Sudhakar practised in all branches of law and specialized in the field of Customs, Central Excise and Sales Tax Law. Besides Madras High Court, he also practiced, appeared in cases before the High Court of Andhra Pradesh, Karnataka High Court and Kerala High Court. He regularly appeared in matters before the Supreme Court of India as well.

==Judgeship==
Sudhakar was elevated to the Bench as an Additional Judge of the High Court of Madras on 10 December 2005 and as a Permanent Judge on 20 April 2007. On 18 April 2016, he was appointed a judge of the Jammu and Kashmir High Court.
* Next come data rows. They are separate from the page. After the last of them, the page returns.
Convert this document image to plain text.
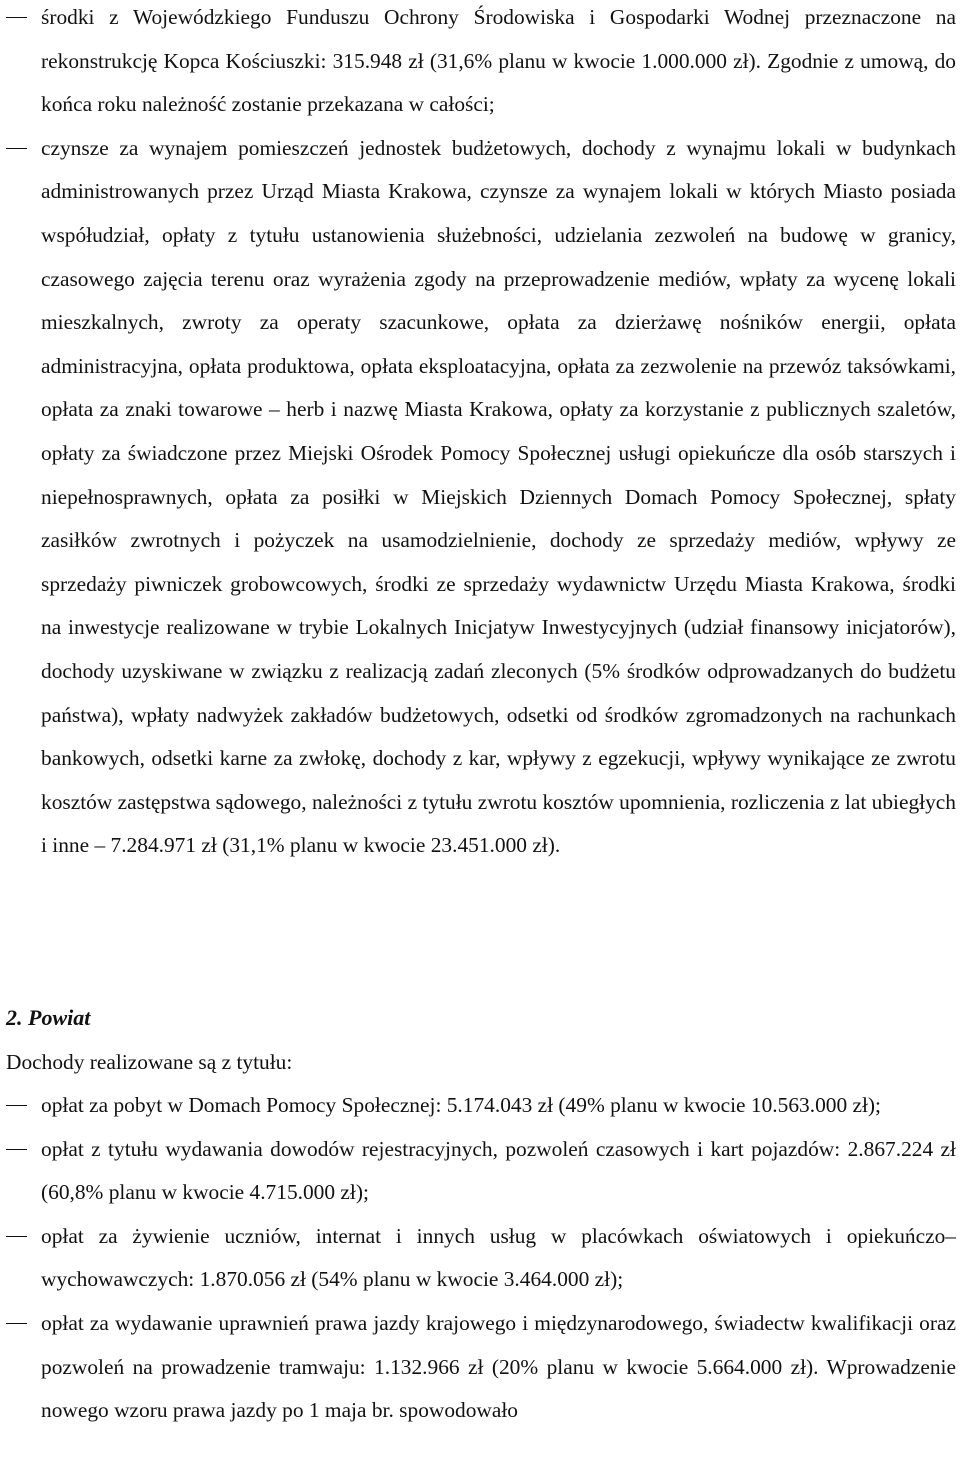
środki z Wojewódzkiego Funduszu Ochrony Środowiska i Gospodarki Wodnej przeznaczone na rekonstrukcję Kopca Kościuszki: 315.948 zł (31,6% planu w kwocie 1.000.000 zł). Zgodnie z umową, do końca roku należność zostanie przekazana w całości;
czynsze za wynajem pomieszczeń jednostek budżetowych, dochody z wynajmu lokali w budynkach administrowanych przez Urząd Miasta Krakowa, czynsze za wynajem lokali w których Miasto posiada współudział, opłaty z tytułu ustanowienia służebności, udzielania zezwoleń na budowę w granicy, czasowego zajęcia terenu oraz wyrażenia zgody na przeprowadzenie mediów, wpłaty za wycenę lokali mieszkalnych, zwroty za operaty szacunkowe, opłata za dzierżawę nośników energii, opłata administracyjna, opłata produktowa, opłata eksploatacyjna, opłata za zezwolenie na przewóz taksówkami, opłata za znaki towarowe – herb i nazwę Miasta Krakowa, opłaty za korzystanie z publicznych szaletów, opłaty za świadczone przez Miejski Ośrodek Pomocy Społecznej usługi opiekuńcze dla osób starszych i niepełnosprawnych, opłata za posiłki w Miejskich Dziennych Domach Pomocy Społecznej, spłaty zasiłków zwrotnych i pożyczek na usamodzielnienie, dochody ze sprzedaży mediów, wpływy ze sprzedaży piwniczek grobowcowych, środki ze sprzedaży wydawnictw Urzędu Miasta Krakowa, środki na inwestycje realizowane w trybie Lokalnych Inicjatyw Inwestycyjnych (udział finansowy inicjatorów), dochody uzyskiwane w związku z realizacją zadań zleconych (5% środków odprowadzanych do budżetu państwa), wpłaty nadwyżek zakładów budżetowych, odsetki od środków zgromadzonych na rachunkach bankowych, odsetki karne za zwłokę, dochody z kar, wpływy z egzekucji, wpływy wynikające ze zwrotu kosztów zastępstwa sądowego, należności z tytułu zwrotu kosztów upomnienia, rozliczenia z lat ubiegłych i inne – 7.284.971 zł (31,1% planu w kwocie 23.451.000 zł).
2. Powiat

Dochody realizowane są z tytułu:

opłat za pobyt w Domach Pomocy Społecznej: 5.174.043 zł (49% planu w kwocie 10.563.000 zł);
opłat z tytułu wydawania dowodów rejestracyjnych, pozwoleń czasowych i kart pojazdów: 2.867.224 zł (60,8% planu w kwocie 4.715.000 zł);
opłat za żywienie uczniów, internat i innych usług w placówkach oświatowych i opiekuńczo–wychowawczych: 1.870.056 zł (54% planu w kwocie 3.464.000 zł);
opłat za wydawanie uprawnień prawa jazdy krajowego i międzynarodowego, świadectw kwalifikacji oraz pozwoleń na prowadzenie tramwaju: 1.132.966 zł (20% planu w kwocie 5.664.000 zł). Wprowadzenie nowego wzoru prawa jazdy po 1 maja br. spowodowało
He was the Acting Chief Justice of Jammu and Kashmir High Court, from 15 March 2017 to 31 March 2017, after the retirement of former Chief Justice N. Paul Vasanthakumar, until the appointment of the current Chief Justice, Badar Durrez Ahmed. He once again assumed the role of Acting Chief Justice after the retirement of Justice Badar Durrez Ahmed, on 16 March 2018. He was overlooked and V. Ramasubramanian was chosen over him as a Supreme Court judge.

He was elevated as Chief Justice of Manipur High Court on 18 May 2018.

He retired on 13 February 2021.

He was appointed President of National Company Law Tribunal on 1 November 2021 and served until 13 February 2026.

==Family legacy==
His father, S. T. Ramalingam served as a Judge of the Madras High Court. S. P. Sri Ram, his maternal grandfather, served as a District Judge and retired as Chairman of the Sales Tax Appellate Tribunal. He hails from a family actively involved in the Indian independence movement. His maternal great-grandfather S. P. Ayyaswamy Mudaliar, a well known Civil Engineer in the early twentieth century, was an active freedom fighter. During the years of 1939 and 1940 the family hosted several national leaders and freedom fighters at their house.